御曹司様、あなたの子ではありません!~双子ベビーがパパそっくりで隠し子になりませんでした~
確信的な質問に、彼は私の言わんとしていることを理解したみたいだった。

「……子ども扱いしているように思わせてたなら、ごめん。楓は年下で、まだ十代だし、俺がリードしてやらなきゃっていう意識は確かにあって」

若干動揺しながらも、ぽつりぽつりと言い訳じみた説明を始める。

「もう十九歳なので、一応成人ですっ」

お酒やタバコはダメだけど、成人年齢は超えている。思い切って反論してみると、彼は「そうだった」と苦笑した。

「じゃあ、少しだけ大人の恋人みたいなこと、しようか」

急に彼の目つきが変わったから、ドキリとした。今まで私に見せてくれなかった顔で、私を道の端の、人気の少ない場所に誘い込む。

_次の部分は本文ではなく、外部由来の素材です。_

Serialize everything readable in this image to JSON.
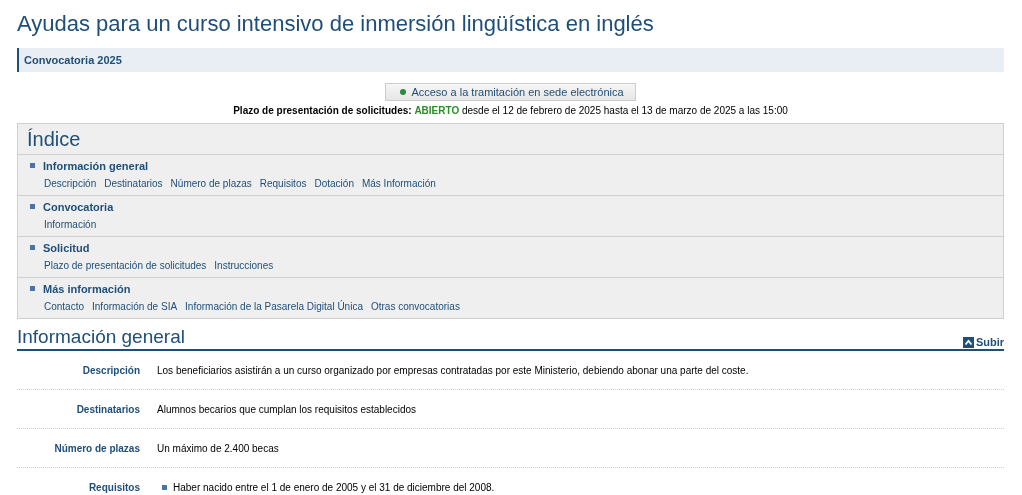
{
  "page_title": "Ayudas para un curso intensivo de inmersión lingüística en inglés",
  "call_bar": "Convocatoria 2025",
  "access_button": "Acceso a la tramitación en sede electrónica",
  "deadline": {
    "label": "Plazo de presentación de solicitudes:",
    "status": "ABIERTO",
    "status_open": true,
    "period": "desde el 12 de febrero de 2025 hasta el 13 de marzo de 2025 a las 15:00"
  },
  "index": {
    "title": "Índice",
    "sections": [
      {
        "title": "Información general",
        "links": [
          "Descripción",
          "Destinatarios",
          "Número de plazas",
          "Requisitos",
          "Dotación",
          "Más Información"
        ]
      },
      {
        "title": "Convocatoria",
        "links": [
          "Información"
        ]
      },
      {
        "title": "Solicitud",
        "links": [
          "Plazo de presentación de solicitudes",
          "Instrucciones"
        ]
      },
      {
        "title": "Más información",
        "links": [
          "Contacto",
          "Información de SIA",
          "Información de la Pasarela Digital Única",
          "Otras convocatorias"
        ]
      }
    ]
  },
  "general_info": {
    "title": "Información general",
    "up_link": "Subir",
    "rows": [
      {
        "label": "Descripción",
        "kind": "text",
        "value": "Los beneficiarios asistirán a un curso organizado por empresas contratadas por este Ministerio, debiendo abonar una parte del coste."
      },
      {
        "label": "Destinatarios",
        "kind": "text",
        "value": "Alumnos becarios que cumplan los requisitos establecidos"
      },
      {
        "label": "Número de plazas",
        "kind": "text",
        "value": "Un máximo de 2.400 becas"
      },
      {
        "label": "Requisitos",
        "kind": "list",
        "items": [
          "Haber nacido entre el 1 de enero de 2005 y el 31 de diciembre del 2008."
        ]
      }
    ]
  }
}
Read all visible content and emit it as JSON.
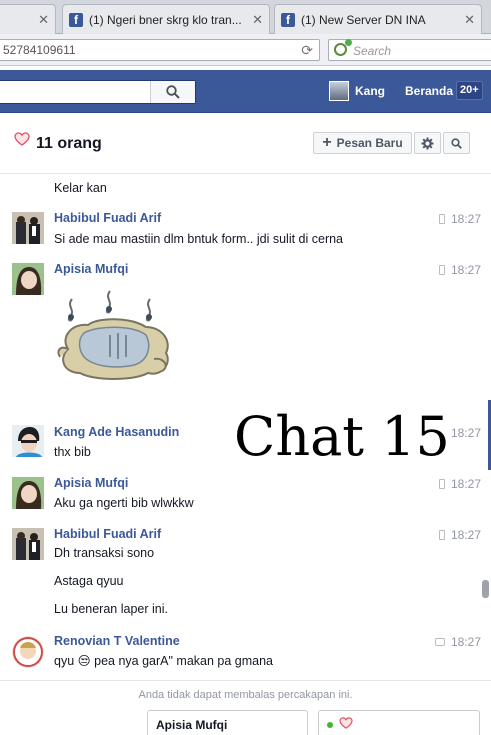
{
  "browser": {
    "tabs": [
      {
        "title": "",
        "has_close": true
      },
      {
        "title": "(1) Ngeri bner skrg klo tran...",
        "has_close": true
      },
      {
        "title": "(1) New Server DN INA",
        "has_close": true
      }
    ],
    "url": "52784109611",
    "search_placeholder": "Search"
  },
  "fb": {
    "user_name": "Kang",
    "home_label": "Beranda",
    "notif_count": "20+"
  },
  "conversation": {
    "members_label": "11 orang",
    "new_message_label": "Pesan Baru"
  },
  "messages": [
    {
      "sender": "",
      "lines": [
        "Kelar kan"
      ],
      "time": ""
    },
    {
      "sender": "Habibul Fuadi Arif",
      "lines": [
        "Si ade mau mastiin dlm bntuk form.. jdi sulit di cerna"
      ],
      "time": "18:27",
      "device": "mobile"
    },
    {
      "sender": "Apisia Mufqi",
      "lines": [],
      "time": "18:27",
      "device": "mobile",
      "sticker": "sleeping-cat-sticker"
    },
    {
      "sender": "Kang Ade Hasanudin",
      "lines": [
        "thx bib"
      ],
      "time": "18:27",
      "device": "none"
    },
    {
      "sender": "Apisia Mufqi",
      "lines": [
        "Aku ga ngerti bib wlwkkw"
      ],
      "time": "18:27",
      "device": "mobile"
    },
    {
      "sender": "Habibul Fuadi Arif",
      "lines": [
        "Dh transaksi sono",
        "Astaga qyuu",
        "Lu beneran laper ini."
      ],
      "time": "18:27",
      "device": "mobile"
    },
    {
      "sender": "Renovian T Valentine",
      "lines": [
        "qyu 😒 pea nya garA\" makan pa gmana"
      ],
      "time": "18:27",
      "device": "chat"
    }
  ],
  "watermark": "Chat 15",
  "footer": {
    "reply_note": "Anda tidak dapat membalas percakapan ini.",
    "chat_tabs": [
      "Apisia Mufqi",
      ""
    ]
  },
  "colors": {
    "fb_blue": "#3b5998",
    "sender_blue": "#3b5998",
    "time_gray": "#9197a3",
    "heart": "#e0515f"
  }
}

首筋に回ってきた手が、するりとうなじを撫でる。ひくりと体が揺れ、気がつけば呼吸が止まっていた。

ゆっくりと近づいてくる顔。促されるように目を閉じて、次の瞬間、柔らかな感触が唇に触れた。

パズルがパチリとはまるみたいに、閉じた唇と唇が凹凸にそって重なり合う。

これがキス。これが大人の恋愛――ようやく欲しかったものを手に入れられた気がする。自分が女性として認めてもらえたのが嬉しい。